Aleš Chvalovský

Personal information
- Full name: Aleš Chvalovský
- Date of birth: 29 May 1979 (age 46)
- Place of birth: Czechoslovakia
- Height: 1.90 m (6 ft 3 in)
- Position: Goalkeeper

Youth career
- 1990–1992: Chmel Blšany
- 1992–1993: Dukla Prague
- 1993–1994: SK Rakovník
- 1994–1995: Slavia Prague
- 1995–1997: Liverpool
- 1997–1998: Marine

Senior career*
- Years: Team / Apps / (Gls)
- 1998–2000: Chmel Blšany / 45 / (0)
- 2000–2001: VfB Stuttgart II / 13 / (0)
- 2001–2005: Chmel Blšany / 110 / (0)
- 2005–2012: Apollon Limassol / 136 / (0)
- Total:  / 304

International career
- 1999–2000: Czech Republic U-21 / 13 / (0)
- 2000: Czech Republic U-23 / 1 / (0)

Medal record
Men's football
Representing Czech Republic
UEFA European Under-21 Championship
| Winner | 2002 Switzerland |  |

= Aleš Chvalovský =

Czech footballer (born 1979)

Aleš Chvalovský (born 29 May 1979) is a Czech former professional football goalkeeper who played more than 150 matches in the Czech First League.

== Career ==
Aleš Chvalovský played in his youth for Chmel Blšany, Dukla Prague, SK Rakovník, Slavia Prague, Liverpool F.C., Marine F.C. and again for Chmel Blšany. He made his Czech First League debut in the 1998–99 season for Chmel Blšany. After the 1999–2000 season, he was signed by German side VfB Stuttgart but played only for the B team. After only half a year Chvalovský returned in January 2001 to Blšany, where he again became the first-choice goalkeeper.

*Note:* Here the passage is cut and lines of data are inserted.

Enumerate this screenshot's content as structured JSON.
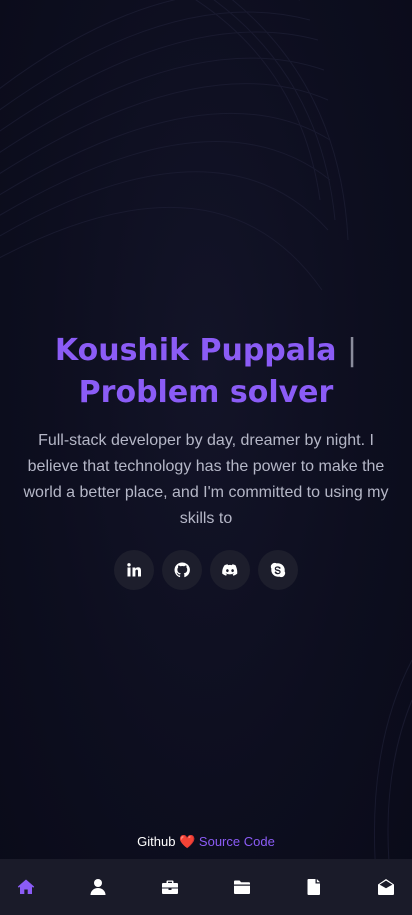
{
  "hero": {
    "name": "Koushik Puppala",
    "separator": "|",
    "role": "Problem solver",
    "description": "Full-stack developer by day, dreamer by night. I believe that technology has the power to make the world a better place, and I'm committed to using my skills to"
  },
  "socials": [
    {
      "name": "linkedin-icon"
    },
    {
      "name": "github-icon"
    },
    {
      "name": "discord-icon"
    },
    {
      "name": "skype-icon"
    }
  ],
  "footer": {
    "prefix": "Github",
    "heart": "❤️",
    "link": "Source Code"
  },
  "nav": {
    "items": [
      {
        "icon": "home-icon",
        "active": true
      },
      {
        "icon": "user-icon",
        "active": false
      },
      {
        "icon": "briefcase-icon",
        "active": false
      },
      {
        "icon": "folder-icon",
        "active": false
      },
      {
        "icon": "file-icon",
        "active": false
      },
      {
        "icon": "envelope-open-icon",
        "active": false
      }
    ]
  },
  "colors": {
    "accent": "#8b5cf6",
    "background": "#0c0d1d",
    "nav_background": "#1a1b29"
  }
}
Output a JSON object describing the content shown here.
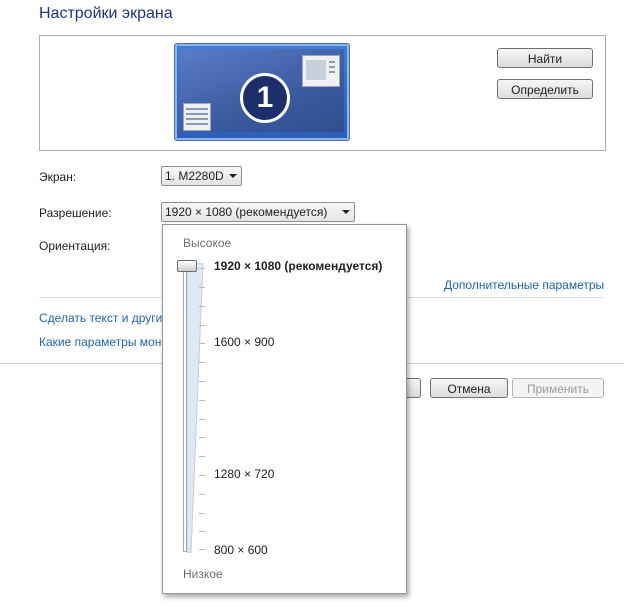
{
  "title": "Настройки экрана",
  "preview": {
    "monitor_number": "1",
    "find_button": "Найти",
    "identify_button": "Определить"
  },
  "form": {
    "screen_label": "Экран:",
    "screen_value": "1. M2280D",
    "resolution_label": "Разрешение:",
    "resolution_value": "1920 × 1080 (рекомендуется)",
    "orientation_label": "Ориентация:"
  },
  "links": {
    "advanced": "Дополнительные параметры",
    "text_size": "Сделать текст и другие",
    "which_params": "Какие параметры мон"
  },
  "buttons": {
    "cancel": "Отмена",
    "apply": "Применить"
  },
  "resolution_popup": {
    "high_label": "Высокое",
    "low_label": "Низкое",
    "selected_fraction": 1.0,
    "options": [
      {
        "label": "1920 × 1080 (рекомендуется)"
      },
      {
        "label": "1600 × 900"
      },
      {
        "label": "1280 × 720"
      },
      {
        "label": "800 × 600"
      }
    ]
  },
  "colors": {
    "title": "#1e3287",
    "link": "#1f64b4",
    "monitor_blue": "#2a5fb8"
  }
}
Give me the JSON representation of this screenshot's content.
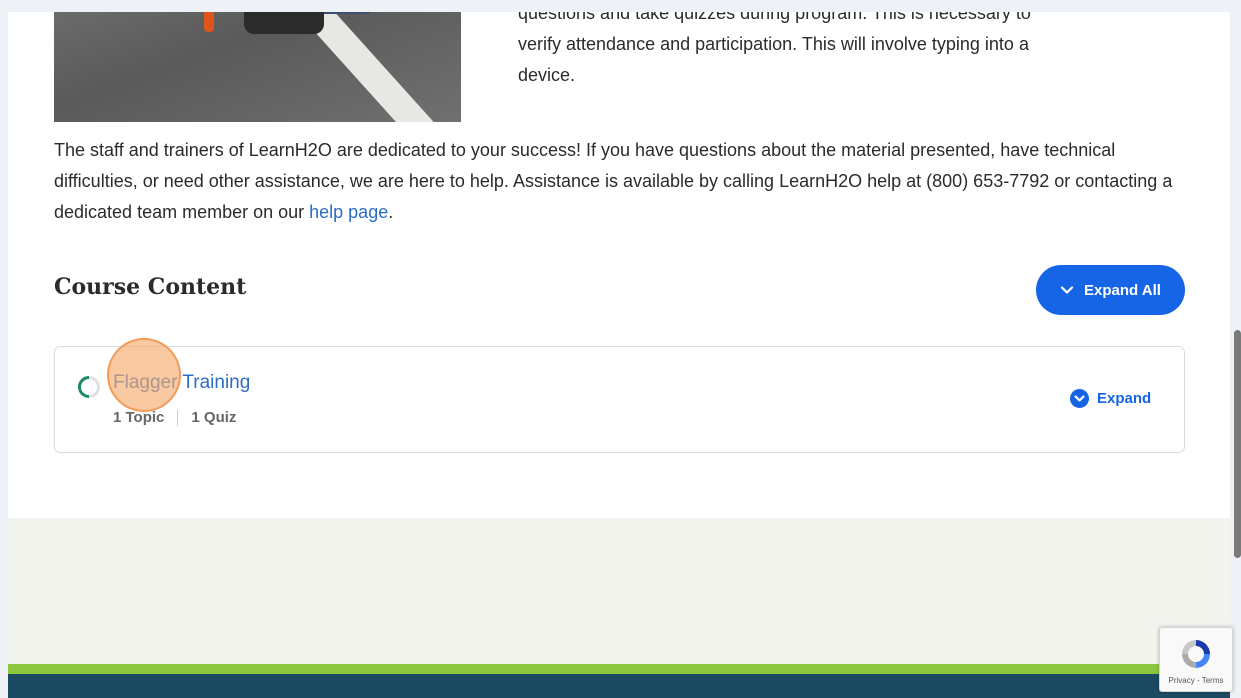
{
  "intro": {
    "lines": [
      "questions and take quizzes during program. This is necessary to",
      "verify attendance and participation. This will involve typing into a",
      "device."
    ]
  },
  "staff": {
    "text": "The staff and trainers of LearnH2O are dedicated to your success! If you have questions about the material presented, have technical difficulties, or need other assistance, we are here to help. Assistance is available by calling LearnH2O help at (800) 653-7792 or contacting a dedicated team member on our ",
    "link": "help page",
    "end": "."
  },
  "course_content": {
    "title": "Course Content",
    "expand_all_label": "Expand All",
    "lesson": {
      "title": "Flagger Training",
      "topics": "1 Topic",
      "quizzes": "1 Quiz",
      "expand_label": "Expand"
    }
  },
  "recaptcha": {
    "terms": "Privacy - Terms"
  },
  "colors": {
    "accent": "#1565e6",
    "link": "#2b6cc4",
    "footer_green": "#8cc63f",
    "footer_dark": "#1d4a63"
  }
}
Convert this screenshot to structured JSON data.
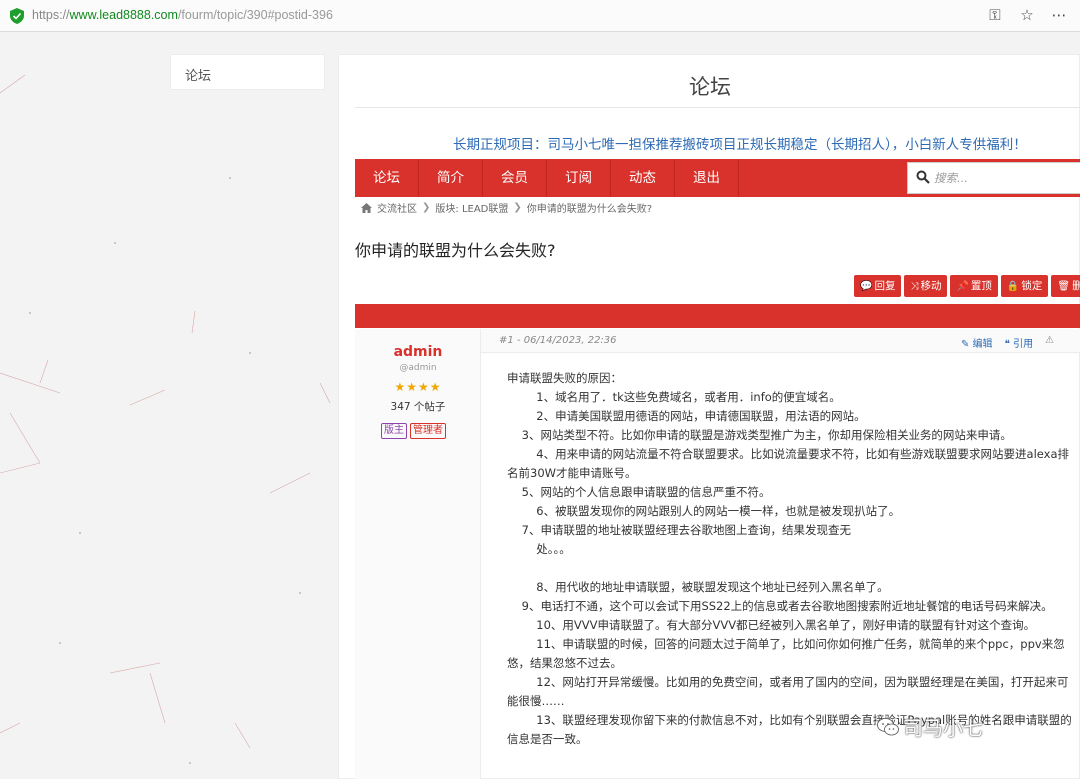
{
  "browser": {
    "url_scheme": "https://",
    "url_host": "www.lead8888.com",
    "url_path": "/fourm/topic/390#postid-396"
  },
  "sidebar": {
    "label": "论坛"
  },
  "header": {
    "title": "论坛",
    "promo": "长期正规项目：司马小七唯一担保推荐搬砖项目正规长期稳定（长期招人），小白新人专供福利！"
  },
  "nav": {
    "items": [
      "论坛",
      "简介",
      "会员",
      "订阅",
      "动态",
      "退出"
    ],
    "search_placeholder": "搜索..."
  },
  "breadcrumb": [
    "交流社区",
    "版块: LEAD联盟",
    "你申请的联盟为什么会失败?"
  ],
  "topic": {
    "title": "你申请的联盟为什么会失败?"
  },
  "actions": [
    "回复",
    "移动",
    "置顶",
    "锁定",
    "删"
  ],
  "post": {
    "number": "#1 - 06/14/2023, 22:36",
    "edit": "编辑",
    "quote": "引用",
    "author": {
      "name": "admin",
      "handle": "@admin",
      "stars": "★★★★",
      "post_count": "347 个帖子",
      "badges": [
        "版主",
        "管理者"
      ]
    },
    "paragraphs": [
      "申请联盟失败的原因：",
      "        1、域名用了．tk这些免费域名，或者用．info的便宜域名。",
      "        2、申请美国联盟用德语的网站，申请德国联盟，用法语的网站。",
      "    3、网站类型不符。比如你申请的联盟是游戏类型推广为主，你却用保险相关业务的网站来申请。",
      "        4、用来申请的网站流量不符合联盟要求。比如说流量要求不符，比如有些游戏联盟要求网站要进alexa排名前30W才能申请账号。",
      "    5、网站的个人信息跟申请联盟的信息严重不符。",
      "        6、被联盟发现你的网站跟别人的网站一模一样，也就是被发现扒站了。",
      "    7、申请联盟的地址被联盟经理去谷歌地图上查询，结果发现查无",
      "        处。。。",
      " ",
      "        8、用代收的地址申请联盟，被联盟发现这个地址已经列入黑名单了。",
      "    9、电话打不通，这个可以会试下用SS22上的信息或者去谷歌地图搜索附近地址餐馆的电话号码来解决。",
      "        10、用VVV申请联盟了。有大部分VVV都已经被列入黑名单了，刚好申请的联盟有针对这个查询。",
      "        11、申请联盟的时候，回答的问题太过于简单了，比如问你如何推广任务，就简单的来个ppc，ppv来忽悠，结果忽悠不过去。",
      "        12、网站打开异常缓慢。比如用的免费空间，或者用了国内的空间，因为联盟经理是在美国，打开起来可能很慢……",
      "        13、联盟经理发现你留下来的付款信息不对，比如有个别联盟会直接验证Paypal账号的姓名跟申请联盟的信息是否一致。"
    ]
  },
  "watermark": {
    "text": "司马小七"
  },
  "colors": {
    "brand_red": "#d9312b",
    "link_blue": "#2d6bb5"
  }
}
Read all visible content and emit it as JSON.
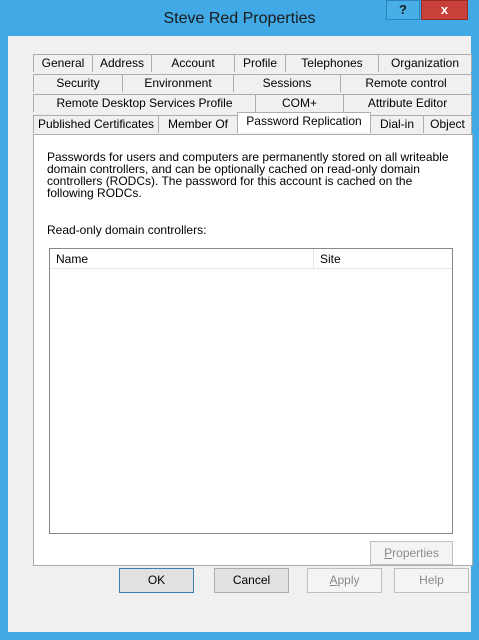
{
  "window": {
    "title": "Steve Red Properties"
  },
  "titlebar": {
    "help_glyph": "?",
    "close_glyph": "x"
  },
  "tabs": {
    "row1": [
      "General",
      "Address",
      "Account",
      "Profile",
      "Telephones",
      "Organization"
    ],
    "row2": [
      "Security",
      "Environment",
      "Sessions",
      "Remote control"
    ],
    "row3": [
      "Remote Desktop Services Profile",
      "COM+",
      "Attribute Editor"
    ],
    "row4": [
      "Published Certificates",
      "Member Of",
      "Password Replication",
      "Dial-in",
      "Object"
    ],
    "active": "Password Replication"
  },
  "panel": {
    "description": "Passwords for users and computers are permanently stored on all writeable domain controllers, and can be optionally cached on read-only domain controllers (RODCs). The password for this account is cached on the following RODCs.",
    "rodc_label": "Read-only domain controllers:",
    "columns": [
      "Name",
      "Site"
    ],
    "rows": [],
    "properties_prefix": "",
    "properties_mnemonic": "P",
    "properties_rest": "roperties"
  },
  "buttons": {
    "ok": "OK",
    "cancel": "Cancel",
    "apply_mnemonic": "A",
    "apply_rest": "pply",
    "help": "Help"
  }
}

In 2005, Chvalovský was signed by the Cypriot club Apollon Limassol. During his first year in Cyprus he had a great season; his team won the championship unbeaten in Cyprus and he was voted player of the year in Cyprus for the 2005–06 season.

== Personal life ==
Chvalovský is the son of the president of many years of the Football Association of the Czech Republic František Chvalovský, who likewise played as a goalkeeper in Blšany.

== Honours ==
Chvalovský in 2000 became European runner-up with the Czech Republic U-21 national football team in Slovakia and also played at the 2000 Olympic Games in Sydney. He was part of the Czech U-21 squad which won the 2002 UEFA European Under-21 Championship, although he was reserve goalkeeper in the tournament.